A cet instant, je ne suis qu’un être humain bien petit face à cette immensité et pourtant cette puissance déchainée semble m’envahir et couler soudain dans mes veines, une ressource inespérée de force.

La mer m’a manquée et retrouver ses cotes baignées de sa colère venteuse et pluvieuse est le plus beau des cadeaux que la nature puisse offrir. J’aime la mer, je la crains puisque je la sais d’une puissance sans limite. La plongée m’a appris l’humilité face à un élément qui n’est pas le mien, où j’ai juste  le bonheur d’être tolérée.

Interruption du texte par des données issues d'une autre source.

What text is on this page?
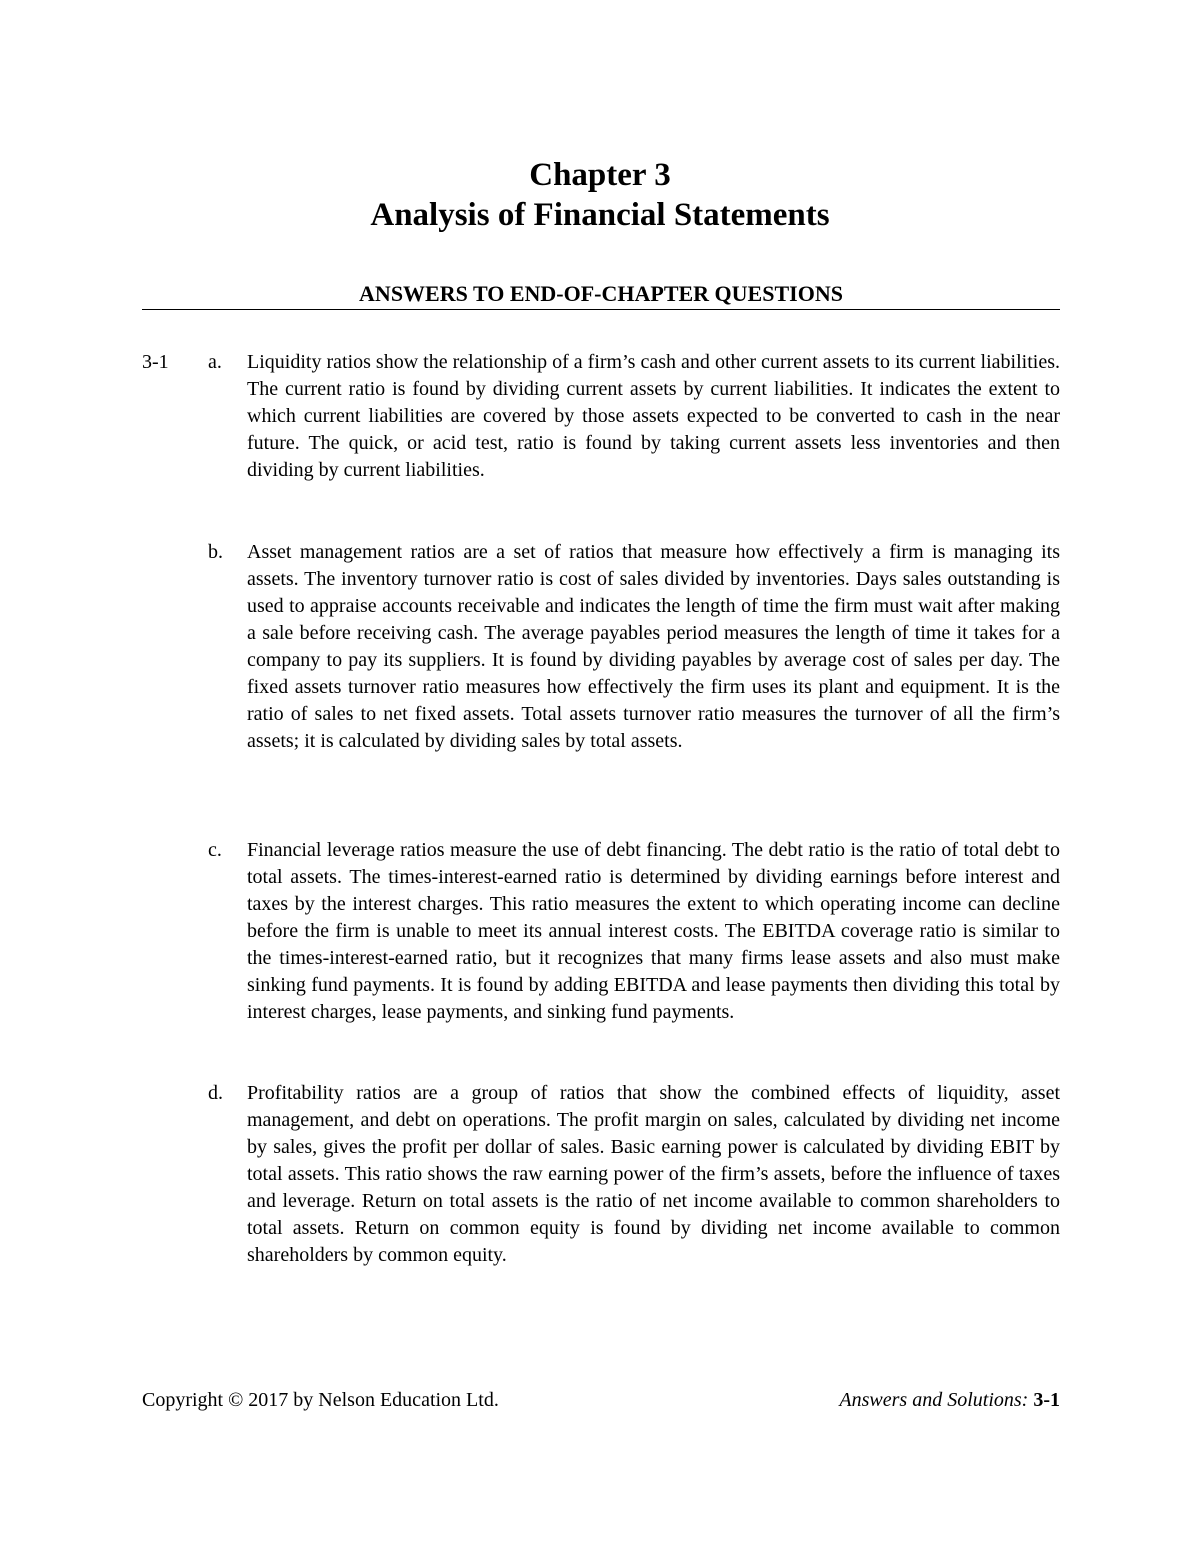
Chapter 3
Analysis of Financial Statements
ANSWERS TO END-OF-CHAPTER QUESTIONS
3-1 a.	Liquidity ratios show the relationship of a firm’s cash and other current assets to its current liabilities. The current ratio is found by dividing current assets by current liabilities. It indicates the extent to which current liabilities are covered by those assets expected to be converted to cash in the near future. The quick, or acid test, ratio is found by taking current assets less inventories and then dividing by current liabilities.
b.	Asset management ratios are a set of ratios that measure how effectively a firm is managing its assets. The inventory turnover ratio is cost of sales divided by inventories. Days sales outstanding is used to appraise accounts receivable and indicates the length of time the firm must wait after making a sale before receiving cash. The average payables period measures the length of time it takes for a company to pay its suppliers. It is found by dividing payables by average cost of sales per day. The fixed assets turnover ratio measures how effectively the firm uses its plant and equipment. It is the ratio of sales to net fixed assets. Total assets turnover ratio measures the turnover of all the firm’s assets; it is calculated by dividing sales by total assets.
c.	Financial leverage ratios measure the use of debt financing. The debt ratio is the ratio of total debt to total assets. The times-interest-earned ratio is determined by dividing earnings before interest and taxes by the interest charges. This ratio measures the extent to which operating income can decline before the firm is unable to meet its annual interest costs. The EBITDA coverage ratio is similar to the times-interest-earned ratio, but it recognizes that many firms lease assets and also must make sinking fund payments. It is found by adding EBITDA and lease payments then dividing this total by interest charges, lease payments, and sinking fund payments.
d.	Profitability ratios are a group of ratios that show the combined effects of liquidity, asset management, and debt on operations. The profit margin on sales, calculated by dividing net income by sales, gives the profit per dollar of sales. Basic earning power is calculated by dividing EBIT by total assets. This ratio shows the raw earning power of the firm’s assets, before the influence of taxes and leverage. Return on total assets is the ratio of net income available to common shareholders to total assets. Return on common equity is found by dividing net income available to common shareholders by common equity.
Copyright © 2017 by Nelson Education Ltd.	Answers and Solutions: 3-1
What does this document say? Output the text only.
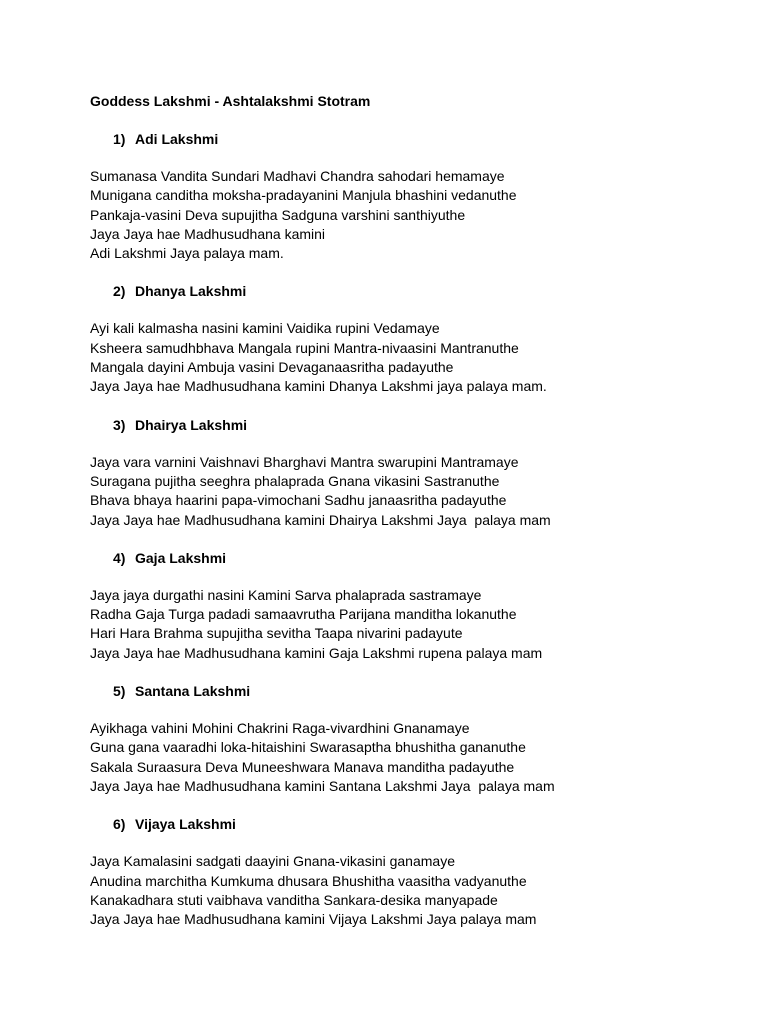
Goddess Lakshmi - Ashtalakshmi Stotram
1) Adi Lakshmi
Sumanasa Vandita Sundari Madhavi Chandra sahodari hemamaye
Munigana canditha moksha-pradayanini Manjula bhashini vedanuthe
Pankaja-vasini Deva supujitha Sadguna varshini santhiyuthe
Jaya Jaya hae Madhusudhana kamini
Adi Lakshmi Jaya palaya mam.
2) Dhanya Lakshmi
Ayi kali kalmasha nasini kamini Vaidika rupini Vedamaye
Ksheera samudhbhava Mangala rupini Mantra-nivaasini Mantranuthe
Mangala dayini Ambuja vasini Devaganaasritha padayuthe
Jaya Jaya hae Madhusudhana kamini Dhanya Lakshmi jaya palaya mam.
3) Dhairya Lakshmi
Jaya vara varnini Vaishnavi Bharghavi Mantra swarupini Mantramaye
Suragana pujitha seeghra phalaprada Gnana vikasini Sastranuthe
Bhava bhaya haarini papa-vimochani Sadhu janaasritha padayuthe
Jaya Jaya hae Madhusudhana kamini Dhairya Lakshmi Jaya  palaya mam
4) Gaja Lakshmi
Jaya jaya durgathi nasini Kamini Sarva phalaprada sastramaye
Radha Gaja Turga padadi samaavrutha Parijana manditha lokanuthe
Hari Hara Brahma supujitha sevitha Taapa nivarini padayute
Jaya Jaya hae Madhusudhana kamini Gaja Lakshmi rupena palaya mam
5) Santana Lakshmi
Ayikhaga vahini Mohini Chakrini Raga-vivardhini Gnanamaye
Guna gana vaaradhi loka-hitaishini Swarasaptha bhushitha gananuthe
Sakala Suraasura Deva Muneeshwara Manava manditha padayuthe
Jaya Jaya hae Madhusudhana kamini Santana Lakshmi Jaya  palaya mam
6) Vijaya Lakshmi
Jaya Kamalasini sadgati daayini Gnana-vikasini ganamaye
Anudina marchitha Kumkuma dhusara Bhushitha vaasitha vadyanuthe
Kanakadhara stuti vaibhava vanditha Sankara-desika manyapade
Jaya Jaya hae Madhusudhana kamini Vijaya Lakshmi Jaya palaya mam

Les vagues sont amples, hautes, écumeuses, elles recouvrent les balises et les roches, s’engouffrent dans chaque interstice de cette côte déchiquetée.

La pluie et le vent, l’océan hurlent leur  complainte à mes oreilles. Je suis envahie par ce brouhaha intense et me complait à en déchiffrer la puissante mélodie.

 

Je n’ai passé qu’une heure auprès de la côte, ce jour là, et j’ai reçu, une force indicible qui m’emplira pour des mois, je le pressens.

 

J’arrive à Argenton en Landunvez, dans l’intention de faire un pèlerinage sur le fond de la cale.

Plusieurs hommes s’habillent sous les trombes d’eau, le zodiac est hors de son local, la SMSN s’apprête à sortir malgré les creux de plusieurs mètres ……

J’admire leur courage, la passion qui les anime, Dieu qu’ils doivent aimer la mer ... et les hommes .…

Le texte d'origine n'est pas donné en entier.